Civil Engineering and Development Department

Agency overview
- Formed: 1 July 2004; 22 years ago
- Headquarters: Civil Engineering and Development Building, 101 Princess Margaret Road, Kowloon
- Employees: 2 094 (Mar 2022)
- Annual budget: HK$2,845 million (2022-23 FY)
- Agency executive: Michael Fong Hok-shing, from 10 May 2022, Director of Civil Engineering and Development;
- Website: cedd.gov.hk

= Civil Engineering and Development Department =

Department of the Hong Kong Government

The Civil Engineering and Development Department (CEDD) is a department of the Hong Kong government that reports to the Development Bureau.
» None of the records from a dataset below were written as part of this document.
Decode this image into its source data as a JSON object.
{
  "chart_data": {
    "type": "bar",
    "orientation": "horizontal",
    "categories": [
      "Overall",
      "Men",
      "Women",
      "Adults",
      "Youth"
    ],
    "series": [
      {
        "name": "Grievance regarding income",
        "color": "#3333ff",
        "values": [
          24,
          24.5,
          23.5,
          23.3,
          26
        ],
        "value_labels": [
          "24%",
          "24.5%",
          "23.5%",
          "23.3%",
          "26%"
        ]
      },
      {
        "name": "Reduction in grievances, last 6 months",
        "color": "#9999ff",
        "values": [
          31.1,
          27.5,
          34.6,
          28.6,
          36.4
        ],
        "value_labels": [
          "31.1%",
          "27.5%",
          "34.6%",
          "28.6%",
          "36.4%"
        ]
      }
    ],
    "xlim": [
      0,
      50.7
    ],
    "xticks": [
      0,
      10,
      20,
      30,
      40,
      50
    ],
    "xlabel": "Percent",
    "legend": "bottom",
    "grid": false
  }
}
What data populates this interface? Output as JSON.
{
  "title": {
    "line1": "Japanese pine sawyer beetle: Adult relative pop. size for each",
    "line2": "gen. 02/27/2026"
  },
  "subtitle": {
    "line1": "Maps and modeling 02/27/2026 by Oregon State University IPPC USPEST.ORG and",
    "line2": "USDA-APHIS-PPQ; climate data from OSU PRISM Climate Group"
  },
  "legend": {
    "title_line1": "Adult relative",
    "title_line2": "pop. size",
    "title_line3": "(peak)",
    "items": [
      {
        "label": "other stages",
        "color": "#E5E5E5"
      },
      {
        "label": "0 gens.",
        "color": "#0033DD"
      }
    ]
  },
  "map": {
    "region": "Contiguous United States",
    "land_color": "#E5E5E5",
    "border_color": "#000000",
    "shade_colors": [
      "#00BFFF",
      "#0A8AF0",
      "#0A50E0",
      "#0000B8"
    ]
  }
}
Its major services include provision of land and infrastructure, port and marine services, geotechnical services and environment and sustainability services.

==Organisation==
The department has a headquarters, 2 functional offices (the Civil Engineering Office and the Geotechnical Engineering Office) and 5 regional development offices (the Sustainable Lantau Office, the East Development Office, the South Development Office, the West Development Office and the North Development Office).

==History==
The department was formed on 1 July 2004 through a merger of the Civil Engineering Department and the Territory Development Department. The CEDD formerly came under the (former) Environment, Transport and Works Bureau.

==Mining Division==

In 1951 in the Mining Section was created by the Labour Department, which was then transferred to the Civil Engineering Services Department in 1991 with it eventually renamed as the Mining Division.